210 West 70 Owner LLC v. Cosmic Group, LLC

OPINION OF THE COURT

Per Curiam.

Order, entered January 28, 2011, modified by granting landlord’s motion for partial summary judgment as to liability on its claim for rent and additional rent and remanding the matter for a trial on damages; as modified, order affirmed, without costs.

Petitioner landlord demonstrated entitlement to partial summary judgment on the issue of tenant’s liability for the rent and additional rent sought in this commercial nonpayment proceeding. Tenant’s obligation to pay the consumer price index and real estate tax escalations sought by landlord pursuant to the terms of the initial March 1994 lease agreement entered into by the parties’ predecessors was firmly established in the voluminous record developed below, which included, inter alia, the aforesaid 1994 lease; an August 2008 “Tenant Estoppel Certificate,” by which tenant expressly agreed that it was “occupying the premises demised pursuant to the terms of a lease dated March 15, 1994,” and successive assignments of the 1994 lease, including, most significantly here, a May 2000 “Assignment & Surrender Agreement” — the existence of which tenant flatly (and falsely) denied until the document was produced on landlord’s renewed motion for summary judgment — in which tenant, as assignee, stipulated that it was “hereby assuming] all obligations” arising under the March 15, 1994 lease agreement and that the terms of that agreement were to remain “in full force and effect.”

Landlord’s evidentiary submissions thus conclusively established the binding effect of the 1994 lease agreement sued upon, and negated tenant’s contrary assertion that the “Standard Form of Store Lease” directly entered into by the parties in July 2000 was a stand-alone agreement from which tenant’s rent obligations were solely derived. In this connection, we find *74no basis to deny effect to the clear terms of the August 2008 estoppel certificate (see generally JRK Franklin, LLC v 164 E. 87th St. LLC, 27 AD3d 392 [2006]) or the long concealed May 2000 lease assignment. With respect to the latter, it does not avail tenant that landlord’s predecessor may not have consented to the lease assignment in favor of tenant.

“[I]t is well settled that an assignment of a lease in violation of the usual restrictive covenant contained in the lease is not void, but voidable . . .
“[T]he restriction on assignments is for the benefit of the landlord, and may be availed of only by him. It affords the assignee no rights whatsoever. [Where, as here,] the landlord does not void the assignment, and the assignee has accepted the assignment, the liability of the assignee, as assignee, is complete” (1 Dolan, Rasch’s Landlord and Tenant — Summary Proceedings § 9:27, at 357-358 [4th ed]).

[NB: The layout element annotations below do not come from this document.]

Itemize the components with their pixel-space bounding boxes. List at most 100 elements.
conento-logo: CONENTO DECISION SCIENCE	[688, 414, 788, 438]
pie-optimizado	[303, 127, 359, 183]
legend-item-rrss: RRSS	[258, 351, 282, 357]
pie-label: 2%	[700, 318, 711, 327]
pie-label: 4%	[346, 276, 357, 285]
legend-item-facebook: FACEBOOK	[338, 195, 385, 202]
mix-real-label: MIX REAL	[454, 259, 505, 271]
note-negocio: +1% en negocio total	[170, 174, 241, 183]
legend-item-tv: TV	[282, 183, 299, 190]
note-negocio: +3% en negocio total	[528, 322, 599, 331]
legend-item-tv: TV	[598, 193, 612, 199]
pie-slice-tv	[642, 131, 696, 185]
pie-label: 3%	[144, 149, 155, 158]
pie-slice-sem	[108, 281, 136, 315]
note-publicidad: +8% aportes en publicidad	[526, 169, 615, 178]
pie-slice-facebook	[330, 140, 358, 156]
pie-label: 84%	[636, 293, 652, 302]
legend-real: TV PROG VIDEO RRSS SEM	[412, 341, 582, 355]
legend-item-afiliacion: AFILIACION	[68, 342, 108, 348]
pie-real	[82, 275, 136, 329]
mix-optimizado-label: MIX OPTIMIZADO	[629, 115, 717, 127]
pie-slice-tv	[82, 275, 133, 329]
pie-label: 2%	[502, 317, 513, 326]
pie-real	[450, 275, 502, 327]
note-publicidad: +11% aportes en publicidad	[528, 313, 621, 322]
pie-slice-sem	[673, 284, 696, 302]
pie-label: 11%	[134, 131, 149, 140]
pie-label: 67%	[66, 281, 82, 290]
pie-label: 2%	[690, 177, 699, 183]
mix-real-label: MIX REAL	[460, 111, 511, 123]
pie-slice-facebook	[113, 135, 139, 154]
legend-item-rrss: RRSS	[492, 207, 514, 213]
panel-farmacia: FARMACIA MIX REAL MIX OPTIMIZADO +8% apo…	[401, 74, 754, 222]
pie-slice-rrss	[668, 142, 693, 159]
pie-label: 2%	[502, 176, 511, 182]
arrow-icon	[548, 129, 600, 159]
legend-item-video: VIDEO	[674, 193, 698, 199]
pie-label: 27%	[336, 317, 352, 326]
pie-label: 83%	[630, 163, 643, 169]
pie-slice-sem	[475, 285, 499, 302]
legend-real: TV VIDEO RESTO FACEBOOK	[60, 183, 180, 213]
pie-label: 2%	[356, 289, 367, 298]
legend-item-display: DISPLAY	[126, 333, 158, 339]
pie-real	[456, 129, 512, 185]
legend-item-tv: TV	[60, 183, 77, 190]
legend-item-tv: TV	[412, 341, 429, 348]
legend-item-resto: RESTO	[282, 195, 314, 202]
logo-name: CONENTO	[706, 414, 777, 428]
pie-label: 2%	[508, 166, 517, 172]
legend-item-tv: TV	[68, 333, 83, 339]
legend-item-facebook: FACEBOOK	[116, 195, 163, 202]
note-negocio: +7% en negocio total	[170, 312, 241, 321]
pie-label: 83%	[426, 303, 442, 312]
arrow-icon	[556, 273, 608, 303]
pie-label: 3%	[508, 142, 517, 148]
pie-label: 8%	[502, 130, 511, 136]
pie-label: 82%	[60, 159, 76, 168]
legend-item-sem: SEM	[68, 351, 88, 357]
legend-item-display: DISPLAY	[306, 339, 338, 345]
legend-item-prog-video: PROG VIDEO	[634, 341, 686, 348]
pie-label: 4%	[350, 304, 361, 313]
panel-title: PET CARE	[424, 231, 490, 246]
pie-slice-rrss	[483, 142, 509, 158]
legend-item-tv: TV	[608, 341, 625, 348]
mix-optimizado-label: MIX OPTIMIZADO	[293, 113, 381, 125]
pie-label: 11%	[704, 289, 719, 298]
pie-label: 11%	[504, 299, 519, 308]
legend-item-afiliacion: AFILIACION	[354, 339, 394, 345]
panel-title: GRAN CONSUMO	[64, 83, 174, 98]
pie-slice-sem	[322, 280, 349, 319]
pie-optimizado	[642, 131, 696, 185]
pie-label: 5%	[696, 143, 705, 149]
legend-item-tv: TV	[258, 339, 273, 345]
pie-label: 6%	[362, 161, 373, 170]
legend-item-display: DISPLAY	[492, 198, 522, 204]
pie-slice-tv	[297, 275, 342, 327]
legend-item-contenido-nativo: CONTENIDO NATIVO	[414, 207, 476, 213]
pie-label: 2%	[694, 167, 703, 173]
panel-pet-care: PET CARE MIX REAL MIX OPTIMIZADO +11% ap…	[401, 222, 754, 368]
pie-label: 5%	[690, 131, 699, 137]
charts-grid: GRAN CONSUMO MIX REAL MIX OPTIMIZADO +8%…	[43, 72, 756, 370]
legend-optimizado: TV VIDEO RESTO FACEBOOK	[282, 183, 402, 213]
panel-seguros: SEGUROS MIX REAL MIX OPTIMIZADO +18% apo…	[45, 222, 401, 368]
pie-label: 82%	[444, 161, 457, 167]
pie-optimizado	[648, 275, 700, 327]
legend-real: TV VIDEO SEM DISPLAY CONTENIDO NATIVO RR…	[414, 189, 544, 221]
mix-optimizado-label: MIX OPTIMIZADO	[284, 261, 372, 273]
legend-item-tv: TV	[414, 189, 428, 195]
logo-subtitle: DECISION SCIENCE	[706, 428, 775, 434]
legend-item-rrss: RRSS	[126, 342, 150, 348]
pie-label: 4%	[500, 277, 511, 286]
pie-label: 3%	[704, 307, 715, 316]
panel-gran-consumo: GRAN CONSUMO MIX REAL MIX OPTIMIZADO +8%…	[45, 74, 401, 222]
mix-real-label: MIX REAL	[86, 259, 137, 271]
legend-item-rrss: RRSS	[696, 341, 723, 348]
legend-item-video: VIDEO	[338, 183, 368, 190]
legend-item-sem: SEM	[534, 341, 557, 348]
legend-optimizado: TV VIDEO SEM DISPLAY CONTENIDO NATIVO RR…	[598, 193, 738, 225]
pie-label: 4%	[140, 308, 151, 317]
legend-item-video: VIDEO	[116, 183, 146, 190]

Triable issues remain, however, on the issue of damages, including those relating to the timeliness and efficacy of the January 20, 2009 dispute letter sent by tenant’s manager in response to the landlord’s initial rent escalation statement (cf. Home Ins. Co. v Olympia & York Maiden Lane Co., 219 AD2d 469 [1995]).

We have considered the arguments raised by tenant on its cross appeal and find them unavailing.

Torres, J.P., Shulman and Hunter, Jr., JJ., concur.